A może by tak wypuścić paliwo i zalaś świeżym? Miałbyś wtedy 30l podpałki do grilla lub paliwa do kosiarki na 4 sezony...

-----------------
"Nigdy mnie nie zawiódł, nie zdradził ani raz.
To wspaniała jest maszyna, choć ma już ze 40 lat.

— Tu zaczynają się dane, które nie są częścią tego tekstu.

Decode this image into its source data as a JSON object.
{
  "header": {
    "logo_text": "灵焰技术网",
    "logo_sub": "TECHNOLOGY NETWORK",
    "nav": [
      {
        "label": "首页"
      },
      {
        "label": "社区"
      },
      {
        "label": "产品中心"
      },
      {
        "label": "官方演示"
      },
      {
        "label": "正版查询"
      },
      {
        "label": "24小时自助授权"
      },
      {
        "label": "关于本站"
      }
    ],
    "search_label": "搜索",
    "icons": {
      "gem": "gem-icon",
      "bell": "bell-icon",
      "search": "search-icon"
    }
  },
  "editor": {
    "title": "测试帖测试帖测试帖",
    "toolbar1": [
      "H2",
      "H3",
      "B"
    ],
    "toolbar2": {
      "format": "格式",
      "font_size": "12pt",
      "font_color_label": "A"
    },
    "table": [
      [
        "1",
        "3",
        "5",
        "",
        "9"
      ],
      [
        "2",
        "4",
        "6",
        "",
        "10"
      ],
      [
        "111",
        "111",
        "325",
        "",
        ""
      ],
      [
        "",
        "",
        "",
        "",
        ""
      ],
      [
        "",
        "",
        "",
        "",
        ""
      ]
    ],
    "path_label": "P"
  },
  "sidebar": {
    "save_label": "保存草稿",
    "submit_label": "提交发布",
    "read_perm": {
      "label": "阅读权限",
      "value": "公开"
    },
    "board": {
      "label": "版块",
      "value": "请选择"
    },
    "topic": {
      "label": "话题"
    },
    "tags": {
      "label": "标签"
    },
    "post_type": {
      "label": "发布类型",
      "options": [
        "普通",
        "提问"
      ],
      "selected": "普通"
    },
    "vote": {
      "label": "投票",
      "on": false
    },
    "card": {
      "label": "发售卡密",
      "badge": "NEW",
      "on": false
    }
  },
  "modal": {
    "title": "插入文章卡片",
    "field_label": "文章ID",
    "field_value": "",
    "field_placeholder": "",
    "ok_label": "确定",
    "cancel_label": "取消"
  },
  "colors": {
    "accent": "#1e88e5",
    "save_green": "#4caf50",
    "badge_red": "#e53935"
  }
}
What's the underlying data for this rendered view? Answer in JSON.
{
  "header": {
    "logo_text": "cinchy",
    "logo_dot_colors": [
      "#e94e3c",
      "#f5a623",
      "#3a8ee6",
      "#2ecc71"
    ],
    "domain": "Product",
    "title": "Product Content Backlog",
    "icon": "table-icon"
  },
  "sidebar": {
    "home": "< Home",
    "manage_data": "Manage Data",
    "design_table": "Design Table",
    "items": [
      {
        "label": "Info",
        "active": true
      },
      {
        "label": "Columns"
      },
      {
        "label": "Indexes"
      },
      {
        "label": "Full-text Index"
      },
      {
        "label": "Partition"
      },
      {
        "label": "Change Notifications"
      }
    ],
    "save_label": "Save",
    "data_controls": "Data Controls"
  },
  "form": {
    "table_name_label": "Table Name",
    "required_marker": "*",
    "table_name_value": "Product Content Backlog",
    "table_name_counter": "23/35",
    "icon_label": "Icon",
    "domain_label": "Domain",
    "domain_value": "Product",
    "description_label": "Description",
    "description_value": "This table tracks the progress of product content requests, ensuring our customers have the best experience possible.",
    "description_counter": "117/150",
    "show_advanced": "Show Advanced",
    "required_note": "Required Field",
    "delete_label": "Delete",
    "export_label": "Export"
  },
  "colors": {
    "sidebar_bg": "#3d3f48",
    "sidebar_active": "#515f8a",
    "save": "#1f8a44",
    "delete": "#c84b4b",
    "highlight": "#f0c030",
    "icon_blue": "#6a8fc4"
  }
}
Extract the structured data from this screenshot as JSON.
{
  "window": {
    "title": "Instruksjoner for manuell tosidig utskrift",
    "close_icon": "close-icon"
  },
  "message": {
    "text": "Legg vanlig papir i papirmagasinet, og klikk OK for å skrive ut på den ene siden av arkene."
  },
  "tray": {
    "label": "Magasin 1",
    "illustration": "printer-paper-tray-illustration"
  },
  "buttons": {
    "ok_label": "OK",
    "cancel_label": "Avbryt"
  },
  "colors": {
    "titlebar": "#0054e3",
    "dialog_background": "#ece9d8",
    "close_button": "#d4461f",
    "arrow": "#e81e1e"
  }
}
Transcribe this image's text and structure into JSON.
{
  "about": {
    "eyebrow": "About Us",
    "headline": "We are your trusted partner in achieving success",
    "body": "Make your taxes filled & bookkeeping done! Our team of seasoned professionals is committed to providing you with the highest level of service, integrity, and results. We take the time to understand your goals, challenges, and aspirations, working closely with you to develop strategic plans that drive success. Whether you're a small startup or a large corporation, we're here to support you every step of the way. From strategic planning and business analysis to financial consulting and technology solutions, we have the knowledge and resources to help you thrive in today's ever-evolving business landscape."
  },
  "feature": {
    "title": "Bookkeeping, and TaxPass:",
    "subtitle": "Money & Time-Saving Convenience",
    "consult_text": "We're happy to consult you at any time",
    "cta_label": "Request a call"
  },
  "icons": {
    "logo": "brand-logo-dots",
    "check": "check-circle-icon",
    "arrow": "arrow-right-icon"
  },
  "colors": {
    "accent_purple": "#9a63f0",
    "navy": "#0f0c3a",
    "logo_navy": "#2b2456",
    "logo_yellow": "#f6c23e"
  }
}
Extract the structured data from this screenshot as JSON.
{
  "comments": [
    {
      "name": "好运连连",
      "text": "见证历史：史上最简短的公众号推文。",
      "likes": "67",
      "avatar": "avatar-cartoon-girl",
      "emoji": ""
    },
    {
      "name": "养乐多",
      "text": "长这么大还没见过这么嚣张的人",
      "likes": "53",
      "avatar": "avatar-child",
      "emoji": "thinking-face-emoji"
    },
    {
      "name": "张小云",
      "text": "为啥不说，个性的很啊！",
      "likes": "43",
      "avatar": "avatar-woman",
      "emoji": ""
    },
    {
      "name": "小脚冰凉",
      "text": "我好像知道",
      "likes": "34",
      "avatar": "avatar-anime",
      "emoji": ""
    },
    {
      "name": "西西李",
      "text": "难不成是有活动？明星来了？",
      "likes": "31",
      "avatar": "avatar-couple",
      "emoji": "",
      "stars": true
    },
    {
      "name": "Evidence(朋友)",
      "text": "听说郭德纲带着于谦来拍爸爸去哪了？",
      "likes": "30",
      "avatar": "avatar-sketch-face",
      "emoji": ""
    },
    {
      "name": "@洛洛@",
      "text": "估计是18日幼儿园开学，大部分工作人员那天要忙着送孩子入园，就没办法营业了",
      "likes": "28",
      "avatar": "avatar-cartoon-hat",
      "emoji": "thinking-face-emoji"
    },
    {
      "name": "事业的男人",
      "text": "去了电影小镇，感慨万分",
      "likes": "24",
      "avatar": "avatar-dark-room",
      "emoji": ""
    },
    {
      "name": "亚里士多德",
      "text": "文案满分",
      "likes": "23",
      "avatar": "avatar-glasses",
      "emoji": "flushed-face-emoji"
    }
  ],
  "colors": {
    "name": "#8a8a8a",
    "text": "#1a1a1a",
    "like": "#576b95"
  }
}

Fiacior mój to jest to, kocham go..."
  
 
Zdejmij przewód zasilający paliwowy z listwy wytryskiwaczy (GSI ) lub z monowtrysku (GLI) i podstaw baniaczek 5-cio litrowy, wyjmij przekaźnik pompy (nie wtrysku tylko pompy!) i wsadź spinacz zamiast niego w styki odpowiadające stykom przekaźnika zamykanym po podaniu napięcia na jego cewkę, przekręć kluczyk, paliwo poleci ostro z przewodu, najlepiej niech ktoś ci pomoże żeby nie przelać baniaczka, oCzywiście nie robimy tego wszystkiego z FAJĄ w zębach ( chyba, że mamy już wszystkiego kompletnie dość to Allach Akbar i sru ). Zlecam usubnięcie paliwka do zera ale nie przesadzać z pracą pompy na sucho bo sie zatrze! Jak strumień siądzie to kończymy to co zostanie to pikuś. Pozostawienie paliwka do wypalenia głównie zaszkodzi katowi i sondzie lambda. Co to było rozpuszczalnik czy stara benzyna ( etylizowana załatwi kata w trymiga ). Zwalone paliwko oddać złomiarzom do Żuczka nie trzymać w kanistrze bo mi tak zmarnował się kanister, oblazł w środku z farby kompletnie.
  
 
Cytat:
2004-05-04 10:41:33, BIAŁY pisze:
Dolej do tego 1 litr denaturatu i wypal. Niepowinno uszkodzić wtrysku.